Perception of acoustic stress patterns across species: humans, budgerigars, and rats

Perception of acoustic stress patterns across species: humans, budgerigars, and rats

 

Marisa Hoeschele1 and Juan M. Toro 2, 3

 

1. University of Vienna, Austria

2. Center for Brain and Cognition, Universitat Pompeu Fabra, Spain

3. ICREA

 

The ability to perceive lexical stress, the apparent “strength” of some syllables relative to others, is important because it can help a listener segment speech and distinguish the meaning of words and sentences. Very little is known, however, whether these abilities are human specific, or whether we can find them in other species. We used a go/nogo operant paradigm to compare humans to budgerigars (Melopsittacus undulatus) and rats (Rattus norvegicus) in their ability to distinguish trochaic (stress-initial) from iambic (stress-final) nonsense words. We chose budgerigars as a comparison because they are vocal learners, like humans, and we chose rats because they are more closely-related to humans, but are not vocal learners.
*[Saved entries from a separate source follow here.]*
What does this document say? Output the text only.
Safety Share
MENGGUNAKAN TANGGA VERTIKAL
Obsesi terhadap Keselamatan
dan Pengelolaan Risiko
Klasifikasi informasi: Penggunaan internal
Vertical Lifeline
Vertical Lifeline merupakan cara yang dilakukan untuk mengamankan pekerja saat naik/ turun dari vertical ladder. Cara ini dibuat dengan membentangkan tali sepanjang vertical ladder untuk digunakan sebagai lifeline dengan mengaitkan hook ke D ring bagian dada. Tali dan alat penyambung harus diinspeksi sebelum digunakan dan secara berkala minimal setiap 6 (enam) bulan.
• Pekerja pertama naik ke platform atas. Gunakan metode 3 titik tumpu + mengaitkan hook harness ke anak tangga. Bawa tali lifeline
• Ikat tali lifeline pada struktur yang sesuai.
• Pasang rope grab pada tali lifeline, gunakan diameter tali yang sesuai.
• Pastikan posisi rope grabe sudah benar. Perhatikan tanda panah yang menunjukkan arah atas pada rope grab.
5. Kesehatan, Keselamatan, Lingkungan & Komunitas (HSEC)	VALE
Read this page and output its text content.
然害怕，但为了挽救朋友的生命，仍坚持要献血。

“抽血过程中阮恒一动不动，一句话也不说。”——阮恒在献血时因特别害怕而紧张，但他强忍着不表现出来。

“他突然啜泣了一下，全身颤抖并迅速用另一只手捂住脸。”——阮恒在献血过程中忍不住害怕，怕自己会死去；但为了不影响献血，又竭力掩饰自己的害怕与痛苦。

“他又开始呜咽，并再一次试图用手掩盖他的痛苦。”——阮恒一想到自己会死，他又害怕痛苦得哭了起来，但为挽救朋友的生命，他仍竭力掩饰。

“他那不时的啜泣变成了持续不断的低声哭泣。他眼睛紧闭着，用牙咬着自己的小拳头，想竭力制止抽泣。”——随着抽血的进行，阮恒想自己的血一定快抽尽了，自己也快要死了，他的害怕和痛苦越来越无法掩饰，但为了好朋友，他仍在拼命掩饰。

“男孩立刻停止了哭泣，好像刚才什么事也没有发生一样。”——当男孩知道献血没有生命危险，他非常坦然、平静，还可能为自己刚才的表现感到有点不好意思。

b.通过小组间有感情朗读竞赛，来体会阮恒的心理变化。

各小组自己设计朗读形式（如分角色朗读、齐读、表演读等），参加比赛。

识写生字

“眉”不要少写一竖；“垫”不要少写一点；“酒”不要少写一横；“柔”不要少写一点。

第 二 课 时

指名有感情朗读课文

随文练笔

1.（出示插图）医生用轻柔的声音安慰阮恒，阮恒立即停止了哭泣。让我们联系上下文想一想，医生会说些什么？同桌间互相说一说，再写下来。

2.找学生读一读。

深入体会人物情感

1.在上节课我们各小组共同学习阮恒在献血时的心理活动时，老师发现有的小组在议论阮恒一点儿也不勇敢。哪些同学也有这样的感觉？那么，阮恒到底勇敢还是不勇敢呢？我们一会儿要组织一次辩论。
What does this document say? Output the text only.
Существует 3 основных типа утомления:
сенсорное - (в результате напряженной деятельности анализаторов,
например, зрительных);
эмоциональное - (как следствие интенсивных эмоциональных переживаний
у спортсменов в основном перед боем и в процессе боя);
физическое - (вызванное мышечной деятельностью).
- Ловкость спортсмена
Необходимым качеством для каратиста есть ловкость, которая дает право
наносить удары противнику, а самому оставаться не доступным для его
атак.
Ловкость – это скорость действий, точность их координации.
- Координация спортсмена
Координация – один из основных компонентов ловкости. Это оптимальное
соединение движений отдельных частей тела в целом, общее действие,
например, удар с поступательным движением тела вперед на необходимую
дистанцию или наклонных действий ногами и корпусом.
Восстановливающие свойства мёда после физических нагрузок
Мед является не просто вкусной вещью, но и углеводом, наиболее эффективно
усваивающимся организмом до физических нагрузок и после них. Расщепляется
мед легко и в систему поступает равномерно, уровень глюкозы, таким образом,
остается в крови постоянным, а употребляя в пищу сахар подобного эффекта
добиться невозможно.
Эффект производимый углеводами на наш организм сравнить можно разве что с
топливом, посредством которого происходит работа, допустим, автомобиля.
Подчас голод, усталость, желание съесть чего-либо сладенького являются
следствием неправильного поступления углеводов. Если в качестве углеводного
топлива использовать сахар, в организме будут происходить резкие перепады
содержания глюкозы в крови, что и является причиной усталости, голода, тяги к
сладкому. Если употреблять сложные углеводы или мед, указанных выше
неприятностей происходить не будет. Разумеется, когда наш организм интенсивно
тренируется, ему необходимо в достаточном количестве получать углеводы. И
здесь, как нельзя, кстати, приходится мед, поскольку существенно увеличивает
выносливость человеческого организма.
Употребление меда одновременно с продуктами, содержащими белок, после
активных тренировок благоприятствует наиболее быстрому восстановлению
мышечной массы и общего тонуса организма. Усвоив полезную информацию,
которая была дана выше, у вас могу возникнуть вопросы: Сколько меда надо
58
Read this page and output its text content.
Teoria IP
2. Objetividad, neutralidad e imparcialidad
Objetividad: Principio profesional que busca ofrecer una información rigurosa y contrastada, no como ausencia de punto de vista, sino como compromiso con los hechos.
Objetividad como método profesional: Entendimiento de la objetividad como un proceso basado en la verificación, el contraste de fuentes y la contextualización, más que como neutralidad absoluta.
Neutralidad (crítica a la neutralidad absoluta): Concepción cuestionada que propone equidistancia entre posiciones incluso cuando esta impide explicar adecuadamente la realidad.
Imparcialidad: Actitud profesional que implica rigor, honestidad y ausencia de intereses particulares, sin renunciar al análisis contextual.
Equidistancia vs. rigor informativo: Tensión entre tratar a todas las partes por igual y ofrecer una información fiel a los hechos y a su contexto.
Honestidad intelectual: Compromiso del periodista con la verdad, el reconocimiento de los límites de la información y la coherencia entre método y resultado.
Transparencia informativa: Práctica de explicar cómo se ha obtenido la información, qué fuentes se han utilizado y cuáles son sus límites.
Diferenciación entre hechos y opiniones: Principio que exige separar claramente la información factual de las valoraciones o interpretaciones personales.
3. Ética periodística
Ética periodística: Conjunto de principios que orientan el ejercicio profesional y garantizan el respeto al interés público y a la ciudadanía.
Once the three species learned the task, we presented novel words and also words that had certain cues removed (e.g., pitch) to determine which cues were most important in stress perception. All three species learned the task and generalized the discrimination to nonsense words they had never heard before. However, when some cues of lexical stress were removed, humans were the least impaired, followed by budgerigars, and rats were no longer able to solve the task. This suggests that vocal learning may be relevant for processing prosodic information.